Recently one of the members of the Secular Buddhist group I facilitate expressed concern that Buddhism, with its goal of equanimity, would dull his experience of the beauty of the world. He is an artist. I was able to assure him as I had had to resolve the same issue with regard to my poetry. Like any artist, I am familiar with the many forms of ecstasy we frequently experience as romantic individuals.
The majority of the poetry I have written is romantic, i.e. boy meets girl. However in another sense this kind of romantic poetry is about the loss of the love we had for ourselves and the world that we had as children and how we come by degrees to believe that it can only be found in the love of another. Thus we become seekers.
As a child growing up here in Victoria my first heroes were naturalists of some form: Loren Eiseley, Henry Thoreau and Aldo Leopold. The writing of these men showed me that there were others who loved the natural world as I did and that it was good and wise to love it so. I was not a seeker then. I was a lover.
Over the years, as I and my sense of the world grew, I embraced not just the natural world but all the sciences and humanities. I began that journey so many of us set out on, becoming a seeker, and slowly, imperceptivity, losing the path, becoming lost in Dante’s dark forest, forgetting who I was.
Now in middle age, to paraphrase T. S. Eliot, I find myself at the end of all my exploring, arriving where I started. Unlike Eliot however I know the place not for the first time, but again.
As a Buddhist for many years now, I practice mindfulness as often as I can remember to do so. I find I have been here before, quietly listening to the sounds of the natural world. I sat this week on a bench in our little harbor town and listened to the rare silence the snow brought. “Sometimes,” wrote Thoreau, “as I drift idly on Walden Pond, I cease to live and begin to be.”

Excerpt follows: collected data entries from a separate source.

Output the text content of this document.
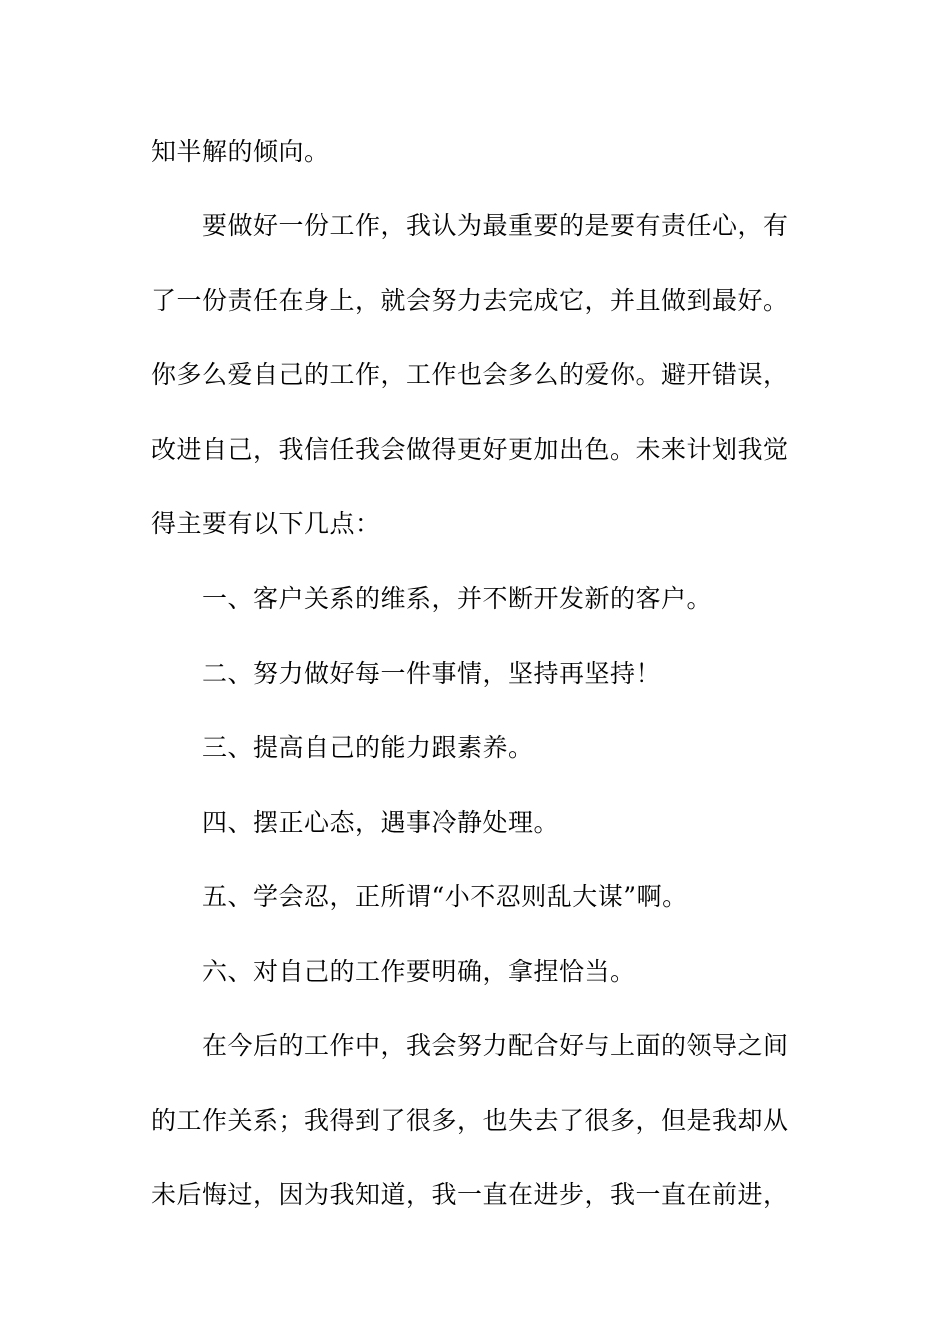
知半解的倾向。
要做好一份工作，我认为最重要的是要有责任心，有
了一份责任在身上，就会努力去完成它，并且做到最好。
你多么爱自己的工作，工作也会多么的爱你。避开错误，
改进自己，我信任我会做得更好更加出色。未来计划我觉
得主要有以下几点：
一、客户关系的维系，并不断开发新的客户。
二、努力做好每一件事情，坚持再坚持！
三、提高自己的能力跟素养。
四、摆正心态，遇事冷静处理。
五、学会忍，正所谓“小不忍则乱大谋”啊。
六、对自己的工作要明确，拿捏恰当。
在今后的工作中，我会努力配合好与上面的领导之间
的工作关系；我得到了很多，也失去了很多，但是我却从
未后悔过，因为我知道，我一直在进步，我一直在前进，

Mindfulness is a core practice of Buddhism. Whether practiced alone or with another, sitting in meditation or walking, is not only a skillful means of discovering the true nature of ourselves and thus the world but it is also the end of seeking. It is, as the romantic poetry of Rumi and Hafiz makes clear, union with the Beloved.
Contrary to dulling our experience of the world, the practices of Buddhism bring us into exquisite awareness of what we perceive and are in fact acts of love most intimate.